The associate director of the Seraphin Gallery is a Penn alumna, Alyssa Laverda, who graduated in 2014 with a coordinated degree from Penn’s College of Arts and Sciences and the Pennsylvania Academy of the Fine Arts.

“We like to keep the space dynamic,”” Laverda said. “In addition to showing museum-quality or well-established artists, we are interested in an innovative art space that promotes experimental ideas, and we find interesting artistic concepts brewing at the academic level as well as in mid-career and late-career artists.”  

​​​​​​​Curating an art exhibition is a complicated matter. It involves creating a coherent theme that brings the artworks together, choosing the pieces that best represent the artists and writing a compelling catalogue essay to inform how the works are viewed.

Hough and Lynch grouped the four students together after visiting their studios and discussing the ideas they explore in their works.

“Curating allows me to work closely with artists to realize their vision and create a space for their work to be viewed in the best possible conditions,” said Lynch, who is in the first year of her Ph.D. studies in art history.

“It’s a creative process,” Hough, in the second year of a master’s program, said, “for someone who is not working as an artist to draw out connections between works. Having these four artists’ works together says something that having them alone would not.”   

The concept for the “Loose Ends” exhibition was initially inspired by the work of artist Lauren Altman who cut seams from her mother’s sweaters, laid them on large sheets of photographic paper and then exposed the paper to light. Each unraveled thread is apparent in stark white on the otherwise black photograms. Altman, an M.F.A. candidate, also has a video work in the show, centered around textile industries in India and Pennsylvania.

For artist Jiayi Liu, material comes from her own personal history. Hundreds of photographs from her iPhone, printed and folded and strung together with paperclips, creates the work, “Recycled Image,” drawing its form from the popular practice in northern China of making curtains from discarded candy wrappers. An M.F.A. candidate, her related project combines photographs and coffee grounds, meant to resemble soil.​​​​​​​Assembled on site at Seraphin, artist and M.F.A. candidate Heryk Tomassini explores ways of repurposing industrial concrete cubes from an unrealized Puerto Rican housing project. In the gallery’s front window, a blue tarp acts as a provisional shelter, a reminder of Hurricane Maria’s aftermath.

Artist Erlin Geffrard, a second year M.F.A. student, sources his materials from art-world cast-offs, using leftover canvases and craft supplies for his brightly colored paintings.
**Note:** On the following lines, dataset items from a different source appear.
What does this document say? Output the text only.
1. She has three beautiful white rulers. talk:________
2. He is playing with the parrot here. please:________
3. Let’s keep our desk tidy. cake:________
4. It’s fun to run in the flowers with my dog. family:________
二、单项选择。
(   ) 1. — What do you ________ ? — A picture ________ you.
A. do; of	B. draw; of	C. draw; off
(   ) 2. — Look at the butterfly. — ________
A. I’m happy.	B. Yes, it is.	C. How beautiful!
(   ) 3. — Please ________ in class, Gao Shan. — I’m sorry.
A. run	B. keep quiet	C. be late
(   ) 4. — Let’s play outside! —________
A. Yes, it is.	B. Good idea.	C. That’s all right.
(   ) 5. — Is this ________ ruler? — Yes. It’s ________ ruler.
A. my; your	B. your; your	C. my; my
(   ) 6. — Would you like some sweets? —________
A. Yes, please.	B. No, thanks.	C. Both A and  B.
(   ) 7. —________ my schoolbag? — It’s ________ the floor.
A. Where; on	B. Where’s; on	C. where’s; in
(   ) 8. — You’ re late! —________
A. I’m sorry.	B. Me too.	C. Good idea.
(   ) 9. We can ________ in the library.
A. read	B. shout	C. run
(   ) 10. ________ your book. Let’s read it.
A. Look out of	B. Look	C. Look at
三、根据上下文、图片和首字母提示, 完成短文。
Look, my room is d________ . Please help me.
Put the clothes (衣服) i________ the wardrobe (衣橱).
He also incorporated the gallery’s upright piano into the exhibition by covering it with painted cardboard.

“Any type of exposure is good, and any type of conversation with a gallery is helpful,” said Geffrard. “It’s a sort of testing ground to see what our work looks like out of the context of a studio.”

The winter show in January, at the AUTOMAT gallery, will be curated by art history students Laurel McLaughlin and Tamir Williams. The spring show in March, at the FJORD Gallery, will be curated by Olivia Dudnik and Jeffrey Katzin.